Using bad water is like playing cricket on concrete. Technically possible. Spiritually wrong.


Step III: The First Sip (or, the Opening Over)


Do not gulp. Gulping is for emergencies and dentists.

You take a small sip, hold it in the mouth, and allow it to wander around like a polite guest at a dinner party. Let it touch the tongue, the cheeks, the back of the throat. Breathe out gently through the nose.

This is called retronasal perception, but I call it "letting the tea introduce itself."

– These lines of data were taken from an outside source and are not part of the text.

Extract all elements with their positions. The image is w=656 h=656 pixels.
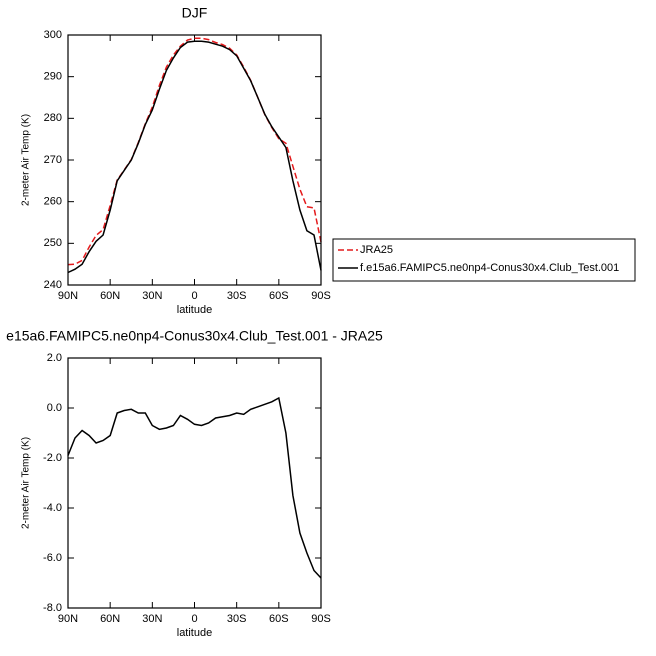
x-tick-label: 90S	[311, 613, 331, 625]
y-tick-label: -2.0	[43, 452, 62, 464]
legend-label: JRA25	[360, 244, 393, 256]
y-tick-label: 260	[44, 196, 62, 208]
y-tick-label: 240	[44, 279, 62, 291]
y-tick-label: 0.0	[47, 402, 62, 414]
x-tick-label: 90N	[58, 613, 78, 625]
x-tick-label: 30N	[142, 290, 162, 302]
plot-frame	[67, 34, 322, 286]
x-axis-label: latitude	[177, 627, 212, 639]
y-tick-label: 270	[44, 154, 62, 166]
chart-title: DJF	[182, 5, 208, 21]
y-tick-label: 250	[44, 237, 62, 249]
y-tick-label: 300	[44, 29, 62, 41]
x-tick-label: 90S	[311, 290, 331, 302]
x-tick-label: 30N	[142, 613, 162, 625]
y-axis-label: 2-meter Air Temp (K)	[21, 114, 32, 206]
legend-label: f.e15a6.FAMIPC5.ne0np4-Conus30x4.Club_Te…	[360, 262, 619, 274]
y-axis-label: 2-meter Air Temp (K)	[21, 437, 32, 529]
y-tick-label: 290	[44, 71, 62, 83]
y-tick-label: -4.0	[43, 502, 62, 514]
x-axis-label: latitude	[177, 304, 212, 316]
y-tick-label: -8.0	[43, 602, 62, 614]
x-tick-label: 90N	[58, 290, 78, 302]
data-line	[67, 40, 322, 274]
x-tick-label: 0	[191, 290, 197, 302]
x-tick-label: 30S	[227, 613, 247, 625]
y-tick-label: -6.0	[43, 552, 62, 564]
x-tick-label: 60N	[100, 290, 120, 302]
x-tick-label: 0	[191, 613, 197, 625]
y-tick-label: 280	[44, 112, 62, 124]
x-tick-label: 60N	[100, 613, 120, 625]
chart-title: e15a6.FAMIPC5.ne0np4-Conus30x4.Club_Test…	[6, 328, 383, 344]
plot-frame	[67, 357, 322, 609]
data-line	[67, 396, 322, 579]
y-tick-label: 2.0	[47, 352, 62, 364]
x-tick-label: 30S	[227, 290, 247, 302]
x-tick-label: 60S	[269, 613, 289, 625]
data-line	[67, 37, 322, 266]
x-tick-label: 60S	[269, 290, 289, 302]
legend-box	[332, 238, 636, 282]
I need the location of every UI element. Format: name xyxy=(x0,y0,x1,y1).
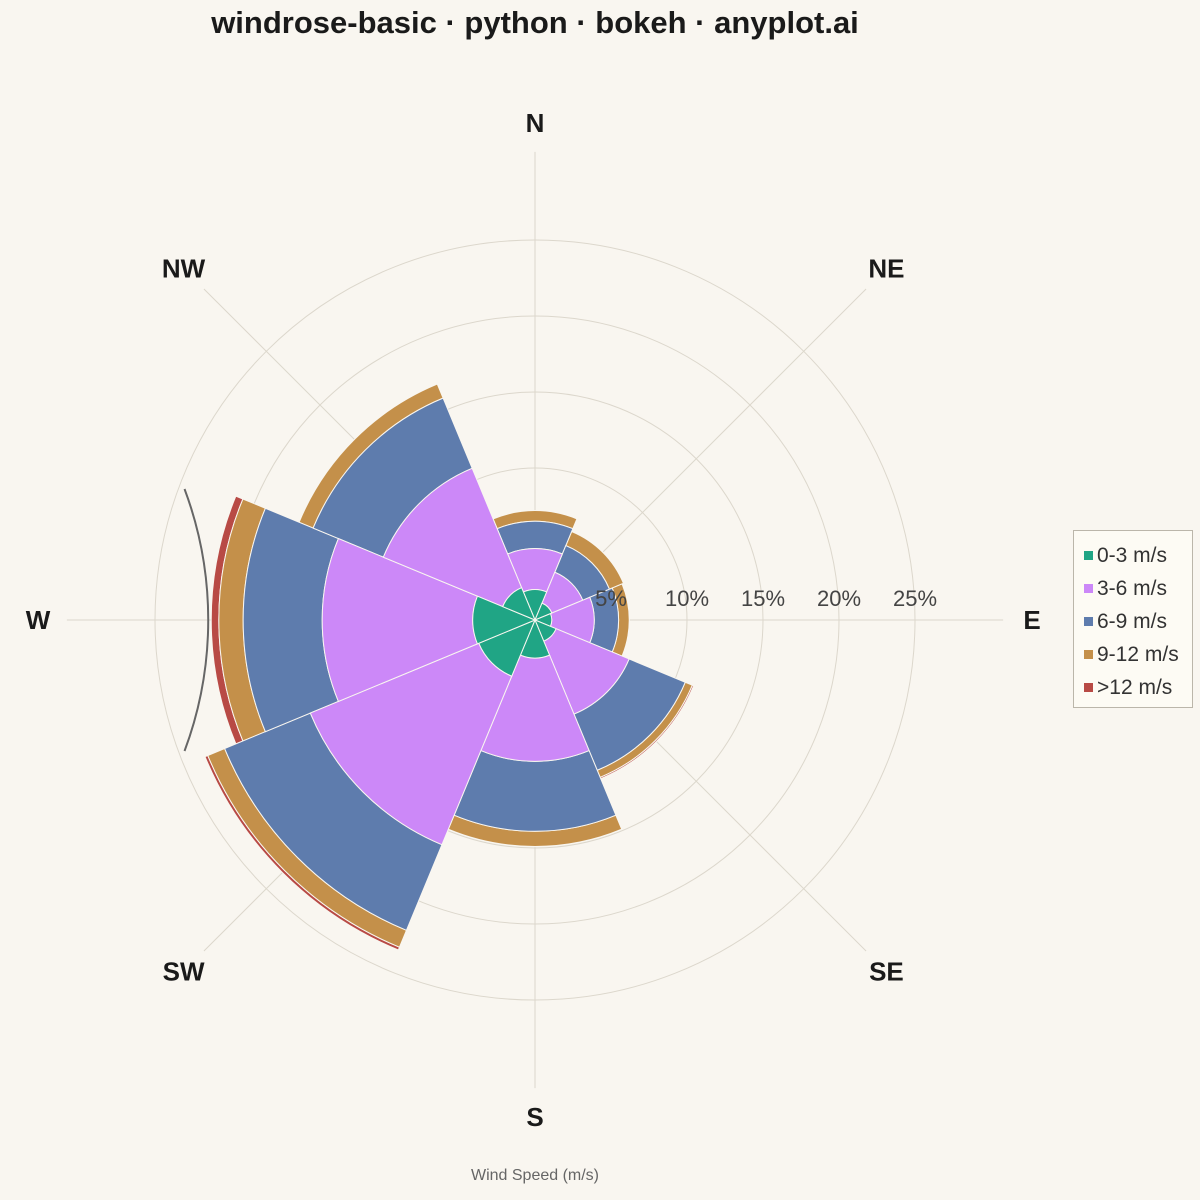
direction-label-ne: NE xyxy=(868,254,904,284)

Step IV: The Flavour (or, The Scorecard)


Now you ask three questions:

 What does it taste like?

How does it feel?

What mood does it put me in?

The first is obvious: floral, grassy, nutty, smoky, fruity, mineral, woody, medicinal, suspicious.

The second is texture: thin, thick, creamy, dry, oily, brisk, silky, dusty.

The third is the most important and is never mentioned by professionals:Does this tea make you want to read poetry, write letters, walk in mist, or overthrow something?

If a tea makes you feel nothing, it is not tea. It is leaf soup.


Step V: The Aftertaste (or, The Follow-Through)


Good tea does not finish when you swallow. It lingers. It echoes. It returns.

This is called hui gan in Chinese, meaning "returning sweetness", which I translate as "the tea refuses to leave."

A great tea stays with you like a good innings.A poor tea disappears like a rain-abandoned match.


Step VI: Multiple Infusions (or, The Five-Day Test)


Serious teas must be infused more than once. Each infusion reveals a new chapter.

First infusion: introduction.Second: confidence.Third: philosophy.Fourth: nostalgia.Fifth: existential ambiguity.

If a tea collapses after one infusion, it was never built for long form cricket.


The Most Important Rule


Never taste tea while distracted.

Not while scrolling.Not while working.Not while pretending to listen to someone.

Tea tasting is an act of temporary monasticism. For ten minutes, you belong to the leaf.


Timothy's Final Doctrine


  • Professional tasters talk about:

  • terroir

  • oxidation

  • amino acids

  • catechins


I talk about:

  • weather

  • memory

  • architecture

  • ghosts


Because in the end, tasting tea properly is not about identifying flavours. It is about noticing how the world feels through liquid.

Or, as I once wrote in my notebook during a rain delay in Cumbria:


"If you can describe a tea without mentioning time, place, or weather, you have not tasted it. You have merely swallowed it."


That, at least, is how I do it. And I have yet to be contradicted by any leaf that mattered.